Debate Speech by Councillor Seal Chong Wah

Full Chambers Meeting:

City Planning & Suburban Renewal Report Clause D

Petition – Requesting Council Review And Rescind The Development Application For 52 Upper Cairns Terrace, Paddington (Application Reference A006687107)

 

10TH FEBRUARY 2026

 

Man in suit towering over a group of buildings

I rise to speak on this petition requesting council review and rescind the development application for 52 Upper Cairns Terrace, Paddington. I understand the anger and frustration that these residents are experiencing. This is a microcosm within a failing planning system that mirrors the broader dysfunction, inefficiencies, and structural failures of our urban planning framework.  
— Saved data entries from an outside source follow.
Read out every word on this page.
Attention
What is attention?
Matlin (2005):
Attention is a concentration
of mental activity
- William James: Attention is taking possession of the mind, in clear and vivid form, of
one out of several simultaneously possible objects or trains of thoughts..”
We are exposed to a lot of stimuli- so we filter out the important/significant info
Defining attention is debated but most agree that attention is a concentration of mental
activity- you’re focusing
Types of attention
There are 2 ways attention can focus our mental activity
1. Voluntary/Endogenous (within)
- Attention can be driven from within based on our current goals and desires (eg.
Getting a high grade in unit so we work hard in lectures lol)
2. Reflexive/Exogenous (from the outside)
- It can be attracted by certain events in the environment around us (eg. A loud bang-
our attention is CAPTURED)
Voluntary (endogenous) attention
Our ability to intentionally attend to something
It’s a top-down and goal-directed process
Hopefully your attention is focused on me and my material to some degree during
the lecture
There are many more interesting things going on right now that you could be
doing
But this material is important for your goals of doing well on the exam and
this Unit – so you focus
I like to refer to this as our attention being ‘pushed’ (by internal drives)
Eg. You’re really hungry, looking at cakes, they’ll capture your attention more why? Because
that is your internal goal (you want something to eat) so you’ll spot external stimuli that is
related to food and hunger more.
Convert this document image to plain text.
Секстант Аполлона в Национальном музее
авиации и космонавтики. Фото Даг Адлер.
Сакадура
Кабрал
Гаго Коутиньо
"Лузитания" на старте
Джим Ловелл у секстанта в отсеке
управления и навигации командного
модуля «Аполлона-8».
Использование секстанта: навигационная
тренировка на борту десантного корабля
Residents barely get a say about their neighbourhoods, by design.  In 2016, property developers donated $270,000 to Queensland Labor, and in that same year, Labor introduced the Planning Act which stacked the system in favour of property developers. 

The Greens have been calling for participatory democracy in planning, so that residents can shape this city’s future - not just big developers. Our policy states we need clear and binding height limits, no exemption to boundary setbacks and binding minimum requirements for deep planting. 

The Greens have called for all major development applications to be “impact assessable” so that local communities can have a say, while having objection rights. 

This LNP administration drafts neighbourhood plans behind closed doors, conducts tokenistic “community consultation”, and then approves the plans without any changes based on the community’s needs. 

This petition focuses on side and rear setback requirements. These exist in city plans to help prevent overshadowing, loss of airflow, loss of privacy, and ease of construction and maintenance. Too often, developers are allowed to build closer to the property boundary than the city plan specifies. 

If residents want smaller setbacks in their neighbourhood, then they should be able to change it in their neighbourhood plans. But developers shouldn’t get to be exempt from the rules whenever they wish - changes should be made democratically.

The planning system needs a complete overhaul that doesn't favour developers. Residents should have some power in how their neighbourhoods grow. 

Residents deserve to have a say on how we shape our city. Right now our city is going backwards in sustainability, backwards in infrastructure planning that creates a vibrant and liveable city, and these kinds of developer exemptions are a key reason why.